For me, carrying across the point, making a handful of men and women think about wildlife, feel for wildlife, think about elephants, care for elephants even for a mere 2.5 hours, was a miraculous feat – or perhaps dream come true.

I told them I did my part to the elephants, I owe it to them coming from the Elephant country India where we love and respect and care for all living creatures – birds, animals, insects… What I did not tell them was that, each Hindu God had a vaahan (vehicle of His/Her own, usually either a bird or animal), a tree (each Hindu temple has what we call ‘thala vriksham’ – means tree of the shrine/area which is like the theme of the temple). Hindus marry neem tree to peepal tree in temples. We live close to nature, worshiping nature. We leave milk for snakes in temples.

One reason I am able to cook non-vegetarian cuisine without tasting it is, most of us atleast until 10-20 years back would not touch food without offering it to Gods first and the crows. Even today at least on auspicious days, all Hindus observe it. Whereas in foreign countries they shoot the crows for dirtying the cities, we in India, give them food. This is what helps me now when it comes to non-veg cooking without having to sample the meat or taste the food for checking salt etc. Ours is always guess work.

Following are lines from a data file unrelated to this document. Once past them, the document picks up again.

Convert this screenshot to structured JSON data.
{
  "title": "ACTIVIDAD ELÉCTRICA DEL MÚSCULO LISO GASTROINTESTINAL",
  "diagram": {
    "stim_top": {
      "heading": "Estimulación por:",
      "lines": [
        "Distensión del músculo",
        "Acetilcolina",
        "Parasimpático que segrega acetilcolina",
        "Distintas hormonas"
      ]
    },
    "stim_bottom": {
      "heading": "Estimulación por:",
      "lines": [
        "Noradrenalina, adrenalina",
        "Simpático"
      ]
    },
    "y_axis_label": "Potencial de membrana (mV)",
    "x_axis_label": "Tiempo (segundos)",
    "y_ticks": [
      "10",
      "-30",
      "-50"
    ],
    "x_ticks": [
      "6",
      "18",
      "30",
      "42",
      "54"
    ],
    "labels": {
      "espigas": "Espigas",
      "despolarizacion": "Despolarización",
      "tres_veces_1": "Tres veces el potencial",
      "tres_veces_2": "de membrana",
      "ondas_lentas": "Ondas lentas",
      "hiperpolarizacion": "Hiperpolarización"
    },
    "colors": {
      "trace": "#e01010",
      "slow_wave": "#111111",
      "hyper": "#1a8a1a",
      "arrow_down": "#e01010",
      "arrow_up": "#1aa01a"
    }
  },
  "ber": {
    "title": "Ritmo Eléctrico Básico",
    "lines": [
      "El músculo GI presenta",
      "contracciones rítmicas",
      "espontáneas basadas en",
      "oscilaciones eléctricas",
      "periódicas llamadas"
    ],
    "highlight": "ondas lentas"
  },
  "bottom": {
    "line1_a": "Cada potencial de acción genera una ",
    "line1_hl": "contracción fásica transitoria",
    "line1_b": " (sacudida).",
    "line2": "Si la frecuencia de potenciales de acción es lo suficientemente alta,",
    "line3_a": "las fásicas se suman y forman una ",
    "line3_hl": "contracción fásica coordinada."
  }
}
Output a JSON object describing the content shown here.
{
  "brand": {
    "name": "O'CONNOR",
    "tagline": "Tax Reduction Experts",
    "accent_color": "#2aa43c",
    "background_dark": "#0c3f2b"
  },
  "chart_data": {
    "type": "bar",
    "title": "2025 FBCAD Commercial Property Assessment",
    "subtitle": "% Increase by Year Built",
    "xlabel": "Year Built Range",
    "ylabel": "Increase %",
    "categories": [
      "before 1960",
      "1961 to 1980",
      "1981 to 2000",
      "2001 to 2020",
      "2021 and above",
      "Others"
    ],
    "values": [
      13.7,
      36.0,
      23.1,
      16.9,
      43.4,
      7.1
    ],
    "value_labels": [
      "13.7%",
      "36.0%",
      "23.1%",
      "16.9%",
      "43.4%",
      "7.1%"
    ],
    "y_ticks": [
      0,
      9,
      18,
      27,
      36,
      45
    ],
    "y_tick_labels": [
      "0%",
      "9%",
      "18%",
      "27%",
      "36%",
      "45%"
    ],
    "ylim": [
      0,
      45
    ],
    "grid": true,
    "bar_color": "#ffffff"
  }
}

But there is no point in explaining these things to outsiders. No muslim or christian can understand how a Hindu can relate to other living creatures. Try telling anyone about how you worship trees, plants, animals and birds, they will laugh at you. But we are the people who worship even books and musical instruments – the inanimate objects. Even if our foot touches a text book or any object like fridge for instance, we touch it to our eyes saying sorry. How do you think anyone would understand or appreciate this culture?

I did not attempt to refer to anything Hindu in my theme. Still I got through to my audience. With this audience, even if they were largely christian and muslim, I could have tried explaining. They’re mature people generally appreciative of goodness in others, still I abstained because as a policy we don’t talk sex, politics, religion in our clubs. Some do violate these principles, but I would rather not. I did not even want to make a slight reference to religion. I merely mentioned something like ‘fortunate to be blessed by an elephant’ and the clever guys caught on with it! They immediately made the connection to spirituality and Hindus … I was really touched. What a sensitive people. ‘We want to be blessed by elephants too’ they said and I could n’t have asked for more.

Even if you can think and feel for elephants for 2 minutes: my goal is achieved.

Think Elephant. Love Elephant. Save Elephant.